Building relational unity
One way I try to live out the charism of the Focolare is through the intentional practice of building relational unity among the Christian campus ministers at the University of Chicago.
When I first arrived on campus nearly 18 years ago, the place was kind of a mess when it came to collaboration among Christian groups. I often joked that you couldn’t say that students would not so much know that “we are Christians by our love,” but more by our “glove”—the boxing gloves we used against each other as each group was competing against each other for more “market share” of the student ministry.
Eighteen years later, I am privileged to witness a new movement of Christian unity on campus, including Protestant and Catholic campus ministries, as we work together in friendship, co-sponsor one another’s ministry events, pray together, and learn to highlight and respect one another’s unique ministry strengths to students and faculty.
Even with the Covid-19 pandemic introducing new challenges to campus ministry, I see that the relationships among the various Christian ministries on campus have only strengthened as a result of the challenges of the pandemic.
Honor each other’s ministry
As I reflect back over this positive shift in the spiritual atmosphere on the campus of the University of Chicago, I believe the origin of this movement of Christian unity began with very simple spiritual practices: friendship-building over meals, praying together over coffee, and “calling out the gold” in one another by finding ways to honor what each ministry is doing on campus.
Personally, I learned these lessons from the Focolare and my friend Dr. John Armstrong, one of the founders of the Initiative, a covenanted community committed to practicing and living Christian unity in the mission of Christ, and an awardee of the Luminosa Award for Christian Unity.
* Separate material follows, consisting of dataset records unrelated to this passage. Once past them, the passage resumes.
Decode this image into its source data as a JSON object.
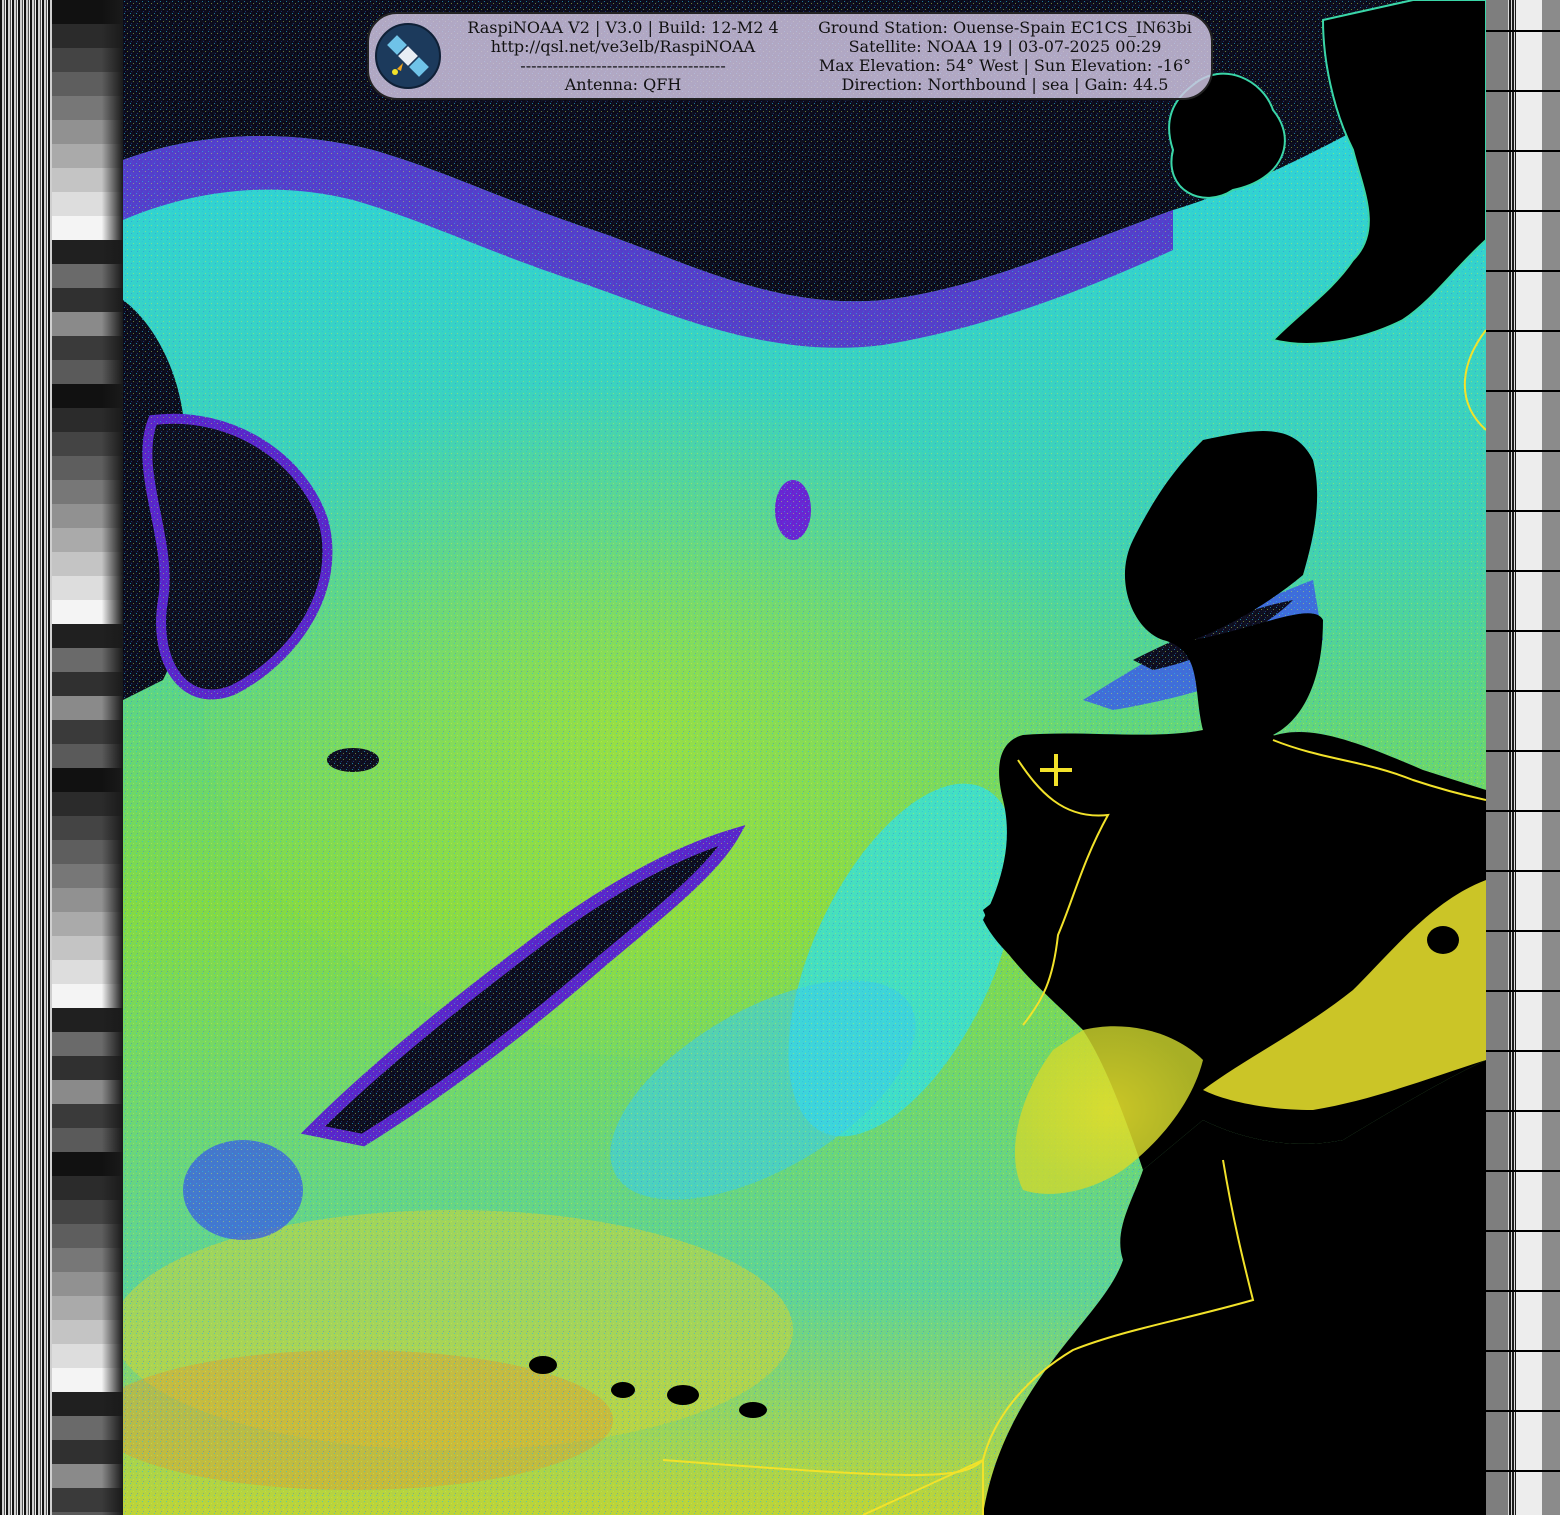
{
  "banner": {
    "left": {
      "line1": "RaspiNOAA V2 | V3.0 | Build: 12-M2 4",
      "line2": "http://qsl.net/ve3elb/RaspiNOAA",
      "line3": "--------------------------------------",
      "line4": "Antenna: QFH"
    },
    "right": {
      "line1": "Ground Station: Ouense-Spain EC1CS_IN63bi",
      "line2": "Satellite: NOAA 19 | 03-07-2025 00:29",
      "line3": "Max Elevation: 54° West | Sun Elevation: -16°",
      "line4": "Direction: Northbound | sea | Gain: 44.5"
    },
    "logo_icon": "satellite-icon"
  },
  "colors": {
    "border_line": "#f2e22a",
    "station_marker": "#f2e22a",
    "land": "#000000",
    "cloud_palette": [
      "#000000",
      "#6a1fd0",
      "#3a5ee0",
      "#27e6e6",
      "#3ad6a8",
      "#8ee33a",
      "#e0e02a",
      "#e38a1a",
      "#d62020"
    ]
  }
}
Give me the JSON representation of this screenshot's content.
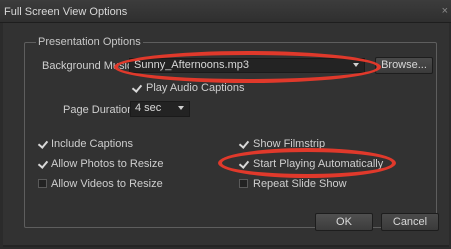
{
  "window": {
    "title": "Full Screen View Options",
    "close_glyph": "×"
  },
  "group": {
    "label": "Presentation Options"
  },
  "background_music": {
    "label": "Background Music:",
    "value": "Sunny_Afternoons.mp3",
    "browse_label": "Browse..."
  },
  "play_audio_captions": {
    "label": "Play Audio Captions",
    "checked": true
  },
  "page_duration": {
    "label": "Page Duration:",
    "value": "4 sec"
  },
  "options": {
    "include_captions": {
      "label": "Include Captions",
      "checked": true
    },
    "allow_photos_resize": {
      "label": "Allow Photos to Resize",
      "checked": true
    },
    "allow_videos_resize": {
      "label": "Allow Videos to Resize",
      "checked": false
    },
    "show_filmstrip": {
      "label": "Show Filmstrip",
      "checked": true
    },
    "start_playing": {
      "label": "Start Playing Automatically",
      "checked": true
    },
    "repeat_slideshow": {
      "label": "Repeat Slide Show",
      "checked": false
    }
  },
  "buttons": {
    "ok": "OK",
    "cancel": "Cancel"
  },
  "annotation_color": "#e0392b"
}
I learned from these friends how important it was to patiently build relational unity even among those divided by doctrinal disagreements.
Increasingly I am seeing the culture of U.S. college campuses shifting with respect to their posture toward Christianity. Before, students might have been curious about “those Christians” and their “odd” beliefs. Now the word “Christianity” or “Christian” conjures up negative connotations, prejudices and outright hostility.
Students I work with seem less interested in the theological and doctrinal reasons why there are so many “divisions” in Christianity. To them, Christianity in daily life seems more tied to political ideologies, culture-war positions, or political party affiliations, rather than about following a person who embodies love and unity for all humanity.
In this contemporary cultural climate, students may be less interested in pursuing an “ecclesiastical” ecumenism for the sake of resolving theological or doctrinal disagreements—as important as they may be. But I personally believe they are longing to experience an “incarnational” ecumenism—a relational unity that is embodied and practiced in the local context.
This incarnational ecumenism is one where they can witness Christians and those of other faiths working across differences (whether racial, religious, socioeconomic, generational, ideological, political), and where those efforts are contributing tangibly and collectively to a just society.
In some ways, I see today’s students intuitively agreeing with what Pope Francis has shared in 2014, “Ecumenism is a road, a road to be taken together, not only an expectation. Let us not wait until the theologians agree, then be together, we should already now take the road together” (50th anniversary of Unitatis redintegratio, the Vatican II decree on ecumenism).
So on my particular campus, I like to ask my students, “What is the unique road we can take together now in our neighborhood, across all our various differences, that will contribute to a kind of just and flourishing community in our midst?”
They inevitably come up with various practical initiatives and tangible ways of how Christians especially can work together to address the concrete social and spiritual crises they are concerned about in life. So I’m learning to humble myself, listen carefully to their passions, and partner with our young people on initiatives which I normally would not find myself doing on my own.